Una descripción escueta. Una foto sin mayor decoro y que demostraba su poco interés por obtener alguna conquista.  Like porque se lo merece. Me da like de vuelta y habla  a las 3 horas después. Por buena onda le sigo el juego y conversamos sobre Rick And Morty.  Ahora somos friends en Facebook.

Los “ay cómo vas a usar Tinder”  y finalmente estaban acá

Creo firmemente en que si uno critica es porque lo ha hecho. Quién esté libre de pecado que lance la primera piedra. Vi a los más férreos opositores de Tinder lucir su mejor selfie en esta red. Les puse “me gusta” a todos y cada uno. Algunos me respondieron y otros prefirieron hundirse en la vergüenza. Fue entretenido ver cómo se vendían cual producto de Falabella tv, luciendo sus mejores fotos en la playa, la guata escondida y sus rostros libres de espinillas. Sólo puedo decir para aquellos amigos que nunca, nunca, nunca escupan al cielo porque, quieran o no, siempre les caerá en la cara.

El que se va sin que lo echen

Me encontré con personajes que juré que nunca más volverían a cruzarse por mi vista. Amigos de infancia, ex compañeros y otros. Entre los que se pueden catalogar en la sección “otros” estaba el amigo de mi primo. El mismo con el que conversé sobre Morrissey cuando tenía doce pero luego se volvió un sujeto desagradable. Mi mente suele desechar de sus recuerdos aquellos episodios pésimos y este sujeto ya estaba en la sección de eliminados. Por eso es que al principio no me percaté que aquel perfil correspondía al niño aborrecible. No fue sino hasta que me dijo “oye, creo que te conozco” que mi cerebro hizo un flashback repentino hasta llegar al momento exacto en donde coincidí con él. “ah buena, ahora erís simpático” pensé. Nos juntamos una vez. Creo que fui muy pesada. No me habló más. Yo tampoco me preocupé de enmendarlo (porque hombres).

bonus track: menciones honrosas

Gracias hombre de la foto con el pezón descubierto y la rosa en la boca, te amé. Un saludo para el niño rata que en su perfil tenía 30 e iba en el Instituto Nacional. Besito a todos los pacos que me encontré luciendo su uniforme de oficial en la plataforma del amor. Un superlike al ruso musculoso del Cirque du Soleil. Dislike eterno al tipo con un corte de pokemón porque amigo, estamos en el 2017. Un like a la camiona patúa que se puso en la sección hombres y dijo que buscaba poliamor (ídola igual, full honesta).
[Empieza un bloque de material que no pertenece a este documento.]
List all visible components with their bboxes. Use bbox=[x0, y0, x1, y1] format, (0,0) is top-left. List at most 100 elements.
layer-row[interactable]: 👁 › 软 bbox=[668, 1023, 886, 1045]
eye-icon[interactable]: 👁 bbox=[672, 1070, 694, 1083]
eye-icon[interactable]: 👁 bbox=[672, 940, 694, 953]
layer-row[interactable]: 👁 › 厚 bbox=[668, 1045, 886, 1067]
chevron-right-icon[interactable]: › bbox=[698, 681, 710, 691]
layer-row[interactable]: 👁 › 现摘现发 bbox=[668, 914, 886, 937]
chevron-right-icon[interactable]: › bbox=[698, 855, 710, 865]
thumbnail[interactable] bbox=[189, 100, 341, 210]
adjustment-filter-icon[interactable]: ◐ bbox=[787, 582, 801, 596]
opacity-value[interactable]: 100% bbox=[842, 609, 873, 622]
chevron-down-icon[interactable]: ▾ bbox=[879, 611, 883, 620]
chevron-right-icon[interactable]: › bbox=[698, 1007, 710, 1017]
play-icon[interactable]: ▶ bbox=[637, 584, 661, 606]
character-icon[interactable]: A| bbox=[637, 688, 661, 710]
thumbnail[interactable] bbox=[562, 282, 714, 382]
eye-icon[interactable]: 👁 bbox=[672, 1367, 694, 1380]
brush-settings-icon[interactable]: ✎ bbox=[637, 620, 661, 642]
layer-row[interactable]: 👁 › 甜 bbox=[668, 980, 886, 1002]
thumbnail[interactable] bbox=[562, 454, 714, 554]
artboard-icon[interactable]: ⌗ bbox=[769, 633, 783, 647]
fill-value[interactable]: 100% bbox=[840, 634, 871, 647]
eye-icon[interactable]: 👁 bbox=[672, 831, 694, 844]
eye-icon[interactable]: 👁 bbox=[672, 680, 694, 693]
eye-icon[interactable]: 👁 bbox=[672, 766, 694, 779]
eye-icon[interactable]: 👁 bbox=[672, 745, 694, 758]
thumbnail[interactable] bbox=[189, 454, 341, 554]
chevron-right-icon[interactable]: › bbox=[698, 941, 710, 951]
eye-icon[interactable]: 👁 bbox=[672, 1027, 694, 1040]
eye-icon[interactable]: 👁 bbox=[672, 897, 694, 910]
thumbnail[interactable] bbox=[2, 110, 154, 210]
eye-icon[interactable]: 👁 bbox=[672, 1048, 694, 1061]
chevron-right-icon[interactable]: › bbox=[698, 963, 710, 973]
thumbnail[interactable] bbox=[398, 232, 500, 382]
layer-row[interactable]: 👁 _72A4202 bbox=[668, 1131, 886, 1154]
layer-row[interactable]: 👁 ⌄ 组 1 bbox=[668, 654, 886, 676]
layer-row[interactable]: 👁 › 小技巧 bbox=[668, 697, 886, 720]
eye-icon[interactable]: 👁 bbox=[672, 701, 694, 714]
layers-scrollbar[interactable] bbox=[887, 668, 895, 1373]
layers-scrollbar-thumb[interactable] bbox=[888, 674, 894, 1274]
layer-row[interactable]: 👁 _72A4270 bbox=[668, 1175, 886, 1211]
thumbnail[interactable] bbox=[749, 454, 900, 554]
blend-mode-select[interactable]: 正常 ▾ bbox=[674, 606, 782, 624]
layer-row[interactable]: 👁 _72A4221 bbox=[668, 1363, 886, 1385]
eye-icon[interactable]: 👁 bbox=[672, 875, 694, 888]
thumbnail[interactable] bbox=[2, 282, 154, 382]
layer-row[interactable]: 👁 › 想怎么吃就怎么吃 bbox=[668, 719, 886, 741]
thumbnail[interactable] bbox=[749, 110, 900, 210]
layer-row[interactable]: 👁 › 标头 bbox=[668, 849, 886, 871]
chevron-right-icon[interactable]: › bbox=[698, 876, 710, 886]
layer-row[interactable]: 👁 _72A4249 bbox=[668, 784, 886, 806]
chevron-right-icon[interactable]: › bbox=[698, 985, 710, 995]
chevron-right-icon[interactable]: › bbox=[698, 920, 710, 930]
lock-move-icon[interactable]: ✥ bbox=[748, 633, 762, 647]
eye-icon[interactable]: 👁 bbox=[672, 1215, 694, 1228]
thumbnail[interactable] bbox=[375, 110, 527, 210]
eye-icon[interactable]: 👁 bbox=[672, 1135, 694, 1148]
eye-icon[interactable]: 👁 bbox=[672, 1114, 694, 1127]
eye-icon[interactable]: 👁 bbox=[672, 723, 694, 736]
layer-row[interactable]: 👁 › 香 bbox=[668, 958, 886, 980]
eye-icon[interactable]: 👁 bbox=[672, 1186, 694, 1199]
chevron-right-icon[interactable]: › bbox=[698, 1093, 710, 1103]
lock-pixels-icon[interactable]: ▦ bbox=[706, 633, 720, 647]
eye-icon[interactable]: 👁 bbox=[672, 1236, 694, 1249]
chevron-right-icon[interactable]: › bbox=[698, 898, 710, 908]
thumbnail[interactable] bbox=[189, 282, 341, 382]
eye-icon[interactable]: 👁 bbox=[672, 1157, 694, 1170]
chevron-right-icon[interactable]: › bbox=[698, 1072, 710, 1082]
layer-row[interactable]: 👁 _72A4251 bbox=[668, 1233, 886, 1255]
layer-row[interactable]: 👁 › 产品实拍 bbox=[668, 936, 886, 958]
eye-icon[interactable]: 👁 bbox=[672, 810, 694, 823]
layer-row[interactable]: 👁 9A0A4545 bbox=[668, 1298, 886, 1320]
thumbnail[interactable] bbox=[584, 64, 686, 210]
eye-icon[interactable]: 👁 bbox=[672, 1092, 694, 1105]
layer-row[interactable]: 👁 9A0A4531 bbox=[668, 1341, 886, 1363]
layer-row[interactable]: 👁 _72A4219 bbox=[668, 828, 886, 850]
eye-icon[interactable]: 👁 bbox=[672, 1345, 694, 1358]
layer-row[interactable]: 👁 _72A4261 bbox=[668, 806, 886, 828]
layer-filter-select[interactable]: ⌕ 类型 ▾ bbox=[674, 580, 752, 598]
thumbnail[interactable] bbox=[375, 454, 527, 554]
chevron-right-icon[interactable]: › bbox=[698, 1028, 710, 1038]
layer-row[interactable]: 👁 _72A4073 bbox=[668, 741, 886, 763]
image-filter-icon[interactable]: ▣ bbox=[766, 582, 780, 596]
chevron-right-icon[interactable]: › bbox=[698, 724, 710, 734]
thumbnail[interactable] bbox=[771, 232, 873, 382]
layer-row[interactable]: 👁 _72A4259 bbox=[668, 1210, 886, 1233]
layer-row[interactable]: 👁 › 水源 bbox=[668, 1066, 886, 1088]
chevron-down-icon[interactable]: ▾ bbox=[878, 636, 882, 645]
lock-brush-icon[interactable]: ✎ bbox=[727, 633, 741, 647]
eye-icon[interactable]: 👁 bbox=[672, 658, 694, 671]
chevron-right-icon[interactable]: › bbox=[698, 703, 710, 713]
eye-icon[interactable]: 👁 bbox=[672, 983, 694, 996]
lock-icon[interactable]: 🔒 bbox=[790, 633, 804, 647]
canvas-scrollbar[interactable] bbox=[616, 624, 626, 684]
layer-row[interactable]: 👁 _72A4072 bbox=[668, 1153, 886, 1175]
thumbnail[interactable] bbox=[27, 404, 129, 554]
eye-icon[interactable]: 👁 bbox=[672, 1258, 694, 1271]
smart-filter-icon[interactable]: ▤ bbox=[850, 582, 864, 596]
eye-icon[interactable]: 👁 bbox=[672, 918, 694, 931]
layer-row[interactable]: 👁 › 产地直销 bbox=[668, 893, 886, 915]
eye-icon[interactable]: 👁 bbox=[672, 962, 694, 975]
Tinder es la cuna de los personajes. Porque en la carrera del amor todo lo vale, un aplauso a todos los sujetos esmerados que se preocuparon de poner sus mejores datos dentro de la descripción. El cómputo final fue de 28 match, un encuentro y ningun tipo de relación afectiva o sexual. Tal vez se venga la revancha, eso está por verse.

 

Pd: Me disculpo con quienes esperaban que esta crónica estuviese llena de drama, sexo y descontrol. Soy un tanto fome como para vivir apasionadamente el mundo de las relaciones cibernéticas. Acepto cualquier tipo de recomendación sobre cómo hacer de Tinder una experiencia fructífera.